Reblogged from MEAMatters

Just days after asking for help in killing off school staff pensions, the Mackinac Center has published its hit piece. Predictably, it makes the exact points Mackinac analyst Skorup hoped it would before he got any responses. As his mass email stated, his story would be about “underfunding, how long it takes people to be eligible for benefits, and whether legislators will properly fund retirements.”

The story presents a litany of arguments against the current pension system and not a single point in its favor. Balance is not something you should expect from the Mackinac Center. Neither is honesty.

Quoting a misinformed elementary teacher from Athens, the Center leaves in place the lie that pension benefits pass only to surviving spouses. After stating that the teacher “opted out of the pension system so that she could have something to leave to her family,” she’s quoted:

“I’m not married and I found out that if something happens to me, [my pensions] would go back into the system.”

According to the Office of Retirement Services, pension benefits can be paid to “your surviving spouse, your child or adopted child, your grandchild, or your parent, brother or sister.”

After countless appearances of “underfunded” Skorup moves on to mention the Detroit bankruptcy, and then, without any sense of irony, assures readers that two current legislative bills, HB 5218 ad SB 102, would  “protect current employees and retirees,” when in fact, the purpose of the bills is to shift all the retirement investment risk from the state to retirees.

The article makes repeated allegations that pensions are undependable (largely because of Republican assaults), but fails to mention that school employee pensionsare protected by the Michigan Constitution.

Ignored as well, or course, is the reality that those who fully invest their retirement in the stock market through a 401k would be completely dependent on the state of the economy from the day they retire until the day they die.

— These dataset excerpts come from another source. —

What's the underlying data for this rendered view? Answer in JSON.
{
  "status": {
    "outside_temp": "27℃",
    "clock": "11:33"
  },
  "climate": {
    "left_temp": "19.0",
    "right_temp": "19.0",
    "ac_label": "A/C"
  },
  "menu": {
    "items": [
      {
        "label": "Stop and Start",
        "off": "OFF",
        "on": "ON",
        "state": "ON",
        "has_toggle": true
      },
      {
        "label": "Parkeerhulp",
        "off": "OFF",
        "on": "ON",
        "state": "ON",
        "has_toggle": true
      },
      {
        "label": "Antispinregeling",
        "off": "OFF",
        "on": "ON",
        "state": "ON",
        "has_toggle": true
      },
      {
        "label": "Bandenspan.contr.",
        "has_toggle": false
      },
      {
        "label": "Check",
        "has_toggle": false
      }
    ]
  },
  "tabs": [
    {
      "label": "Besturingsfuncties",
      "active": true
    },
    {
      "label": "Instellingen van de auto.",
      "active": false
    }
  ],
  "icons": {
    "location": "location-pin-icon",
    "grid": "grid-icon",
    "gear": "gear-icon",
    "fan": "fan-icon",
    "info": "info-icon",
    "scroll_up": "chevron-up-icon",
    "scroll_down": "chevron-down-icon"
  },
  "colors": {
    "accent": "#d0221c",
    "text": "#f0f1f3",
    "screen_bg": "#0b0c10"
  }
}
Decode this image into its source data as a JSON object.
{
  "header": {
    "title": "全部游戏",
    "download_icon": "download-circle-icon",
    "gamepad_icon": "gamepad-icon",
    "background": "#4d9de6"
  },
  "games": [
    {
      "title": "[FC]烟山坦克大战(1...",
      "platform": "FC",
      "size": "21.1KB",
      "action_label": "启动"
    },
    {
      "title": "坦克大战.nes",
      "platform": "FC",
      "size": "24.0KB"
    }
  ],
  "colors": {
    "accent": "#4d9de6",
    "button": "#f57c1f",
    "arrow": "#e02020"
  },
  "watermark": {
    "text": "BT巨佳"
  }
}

Just a few years ago, they would have had to reconsider their plans had they  been planning on retiring in 2008, or 2009, or…

The Center’s crocodile tears about underfunding is particularly irritating given that the Mackinac Center’s own policy goals, ever-more charter and on-line schools as well as privatization, are largely responsible for this problem, thanks to the fewer and fewer people paying into the retirement system while working.

In the exact same fashion, by removing all future state employees from the system, the bills would guarantee that the underfunding problem Skorup obsesses over will skyrocket, due to an accelerated drop in the number of people paying into it.

Which will make closing the system, the Mackinac Center’s ultimate goal, unavoidable.